How We Made our Wedding Invitations (and how you can too)

Our wedding invitations all went out this week–which means a week ago Brock and I spent a lot of time putting them together. We’re throwing this wedding on a super tight budget, so every bit of money saved is a good thing. We discussed what we wanted to do a little bit, and spent a lot of time browsing etsy debating whether we should buy a downloadable, printable package or find a local artist to design them for us. We even debated making them completely from scratch ourselves. In the end we compromised a little bit. I was able to score the base of the invitations themselves in a clearance at Michael’s. Finding them was complete serendipity, but I was able to get all the stationary and stickers for the whole shebang in one day for a fraction of what you would pay a printer. Plus, we were able to include some very specific information for our guests regarding the pot-luck dinner and food allergies with no added costs.

The outside of the invitation, which, I think, was meant to be a birthday invitation, is fun and kind of quirky.

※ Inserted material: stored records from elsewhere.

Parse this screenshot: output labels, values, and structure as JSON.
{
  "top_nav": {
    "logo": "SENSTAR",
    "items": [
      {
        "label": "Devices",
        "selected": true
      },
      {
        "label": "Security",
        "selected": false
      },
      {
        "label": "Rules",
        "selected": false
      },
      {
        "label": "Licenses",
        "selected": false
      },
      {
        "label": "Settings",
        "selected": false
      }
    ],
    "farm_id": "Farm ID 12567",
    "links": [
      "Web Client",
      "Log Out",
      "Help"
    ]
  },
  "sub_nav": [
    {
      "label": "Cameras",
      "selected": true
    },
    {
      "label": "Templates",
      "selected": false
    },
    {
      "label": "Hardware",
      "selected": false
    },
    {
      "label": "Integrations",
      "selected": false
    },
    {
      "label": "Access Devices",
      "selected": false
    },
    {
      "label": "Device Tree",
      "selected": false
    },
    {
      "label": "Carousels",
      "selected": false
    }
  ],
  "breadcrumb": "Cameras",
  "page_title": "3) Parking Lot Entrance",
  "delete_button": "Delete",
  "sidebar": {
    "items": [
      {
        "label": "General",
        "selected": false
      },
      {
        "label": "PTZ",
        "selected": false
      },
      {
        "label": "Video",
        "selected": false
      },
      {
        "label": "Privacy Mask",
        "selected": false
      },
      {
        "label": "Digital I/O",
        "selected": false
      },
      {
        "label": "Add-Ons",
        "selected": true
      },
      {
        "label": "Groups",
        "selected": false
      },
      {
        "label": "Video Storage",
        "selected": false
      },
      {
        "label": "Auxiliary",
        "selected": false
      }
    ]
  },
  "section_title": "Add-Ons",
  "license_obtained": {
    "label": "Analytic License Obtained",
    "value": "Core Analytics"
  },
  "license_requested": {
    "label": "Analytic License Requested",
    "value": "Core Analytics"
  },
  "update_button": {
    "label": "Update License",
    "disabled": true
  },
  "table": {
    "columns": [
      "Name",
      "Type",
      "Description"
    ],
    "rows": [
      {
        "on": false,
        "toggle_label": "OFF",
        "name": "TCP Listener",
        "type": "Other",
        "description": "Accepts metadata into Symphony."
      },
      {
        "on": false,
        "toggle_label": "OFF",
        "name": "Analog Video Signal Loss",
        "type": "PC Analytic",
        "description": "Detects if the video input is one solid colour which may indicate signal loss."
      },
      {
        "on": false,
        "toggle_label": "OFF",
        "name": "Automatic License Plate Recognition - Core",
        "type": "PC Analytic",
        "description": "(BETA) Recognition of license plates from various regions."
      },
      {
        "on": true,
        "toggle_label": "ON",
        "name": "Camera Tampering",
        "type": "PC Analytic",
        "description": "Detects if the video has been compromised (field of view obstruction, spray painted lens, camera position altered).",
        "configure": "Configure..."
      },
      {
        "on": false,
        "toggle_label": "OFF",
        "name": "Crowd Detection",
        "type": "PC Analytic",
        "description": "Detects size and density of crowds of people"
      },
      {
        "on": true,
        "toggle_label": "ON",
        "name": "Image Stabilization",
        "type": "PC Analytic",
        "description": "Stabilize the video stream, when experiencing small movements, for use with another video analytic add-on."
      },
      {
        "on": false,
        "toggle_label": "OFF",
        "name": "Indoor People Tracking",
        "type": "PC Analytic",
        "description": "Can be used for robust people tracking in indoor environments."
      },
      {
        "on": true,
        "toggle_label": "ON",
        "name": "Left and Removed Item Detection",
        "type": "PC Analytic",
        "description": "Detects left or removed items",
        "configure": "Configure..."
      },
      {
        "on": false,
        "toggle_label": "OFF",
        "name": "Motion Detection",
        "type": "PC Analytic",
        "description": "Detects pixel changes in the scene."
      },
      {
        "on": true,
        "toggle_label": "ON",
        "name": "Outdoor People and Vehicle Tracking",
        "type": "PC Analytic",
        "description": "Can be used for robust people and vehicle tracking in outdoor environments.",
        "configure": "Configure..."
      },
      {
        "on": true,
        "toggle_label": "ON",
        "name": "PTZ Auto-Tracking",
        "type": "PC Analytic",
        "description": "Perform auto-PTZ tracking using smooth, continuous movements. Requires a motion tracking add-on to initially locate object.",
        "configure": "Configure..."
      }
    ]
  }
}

The bright yellow envelop sets a cheerful mood and the elephant balancing on a ball is the perfect metaphor for putting on a wedding, but in a fun way, because he’s wearing a party hat! Plus, Circus. The inside, however, was completely blank. Stark white invitations are no fun at all, so I gathered my supplies and with a little design help from Brock, we were able to put the invitations together in one afternoon and evening.

makingtheinvitations

A little colored paper, a glue stick, some free fonts, a little time writing, and some funky scissors were all we used.

Here’s the whole experience from start to finish, just imagine the detritus of making them isn’t there.

weddinginvitationenvelope

weddinginvitations

invitation open

weddinginvitation

We glued the actual invitation into the card and included three inserts: a note concerning gifts and explaining why the wedding is gluten free, the call to action with the URL for RSVPs, and a label for whatever food dish they choose to bring listing common food allergens outside gluten so there’s no guessing and no accidental sickness.

My favorite part was probably going through the sticker book that matched the stationary. There are some creepy stickers in there.

creepy mustache sticker
What’s that all about?

So here’s what you really want to know, how much did all this cost and can you do it yourself? The cost breakdown is below and you can absolutely do this yourself.

Stationary: $15.00 (for 10 sets of 6)
Stickers: $3.00
Ticket-Edge Scissors: $1.99
Colored Paper: $15.00
Shipping Labels: $2.00 (estimate because I purchased a giant package of printable shipping labels ages ago)
Stamps: $20.70 (About 1/3 of our invitations have been hand delivered)
Fonts: Free (from here)
Design and Labor: Time

Total: $57.69*

All that, and the invitations are exactly how I want them to look. It’s pretty brilliant.

*I did not include the cost of ink in my accounting, because we have a laser printer, and the toner it takes for a job like this is negligible. However, if you are doing a project that involves color, please do not disregard the cost of printer ink.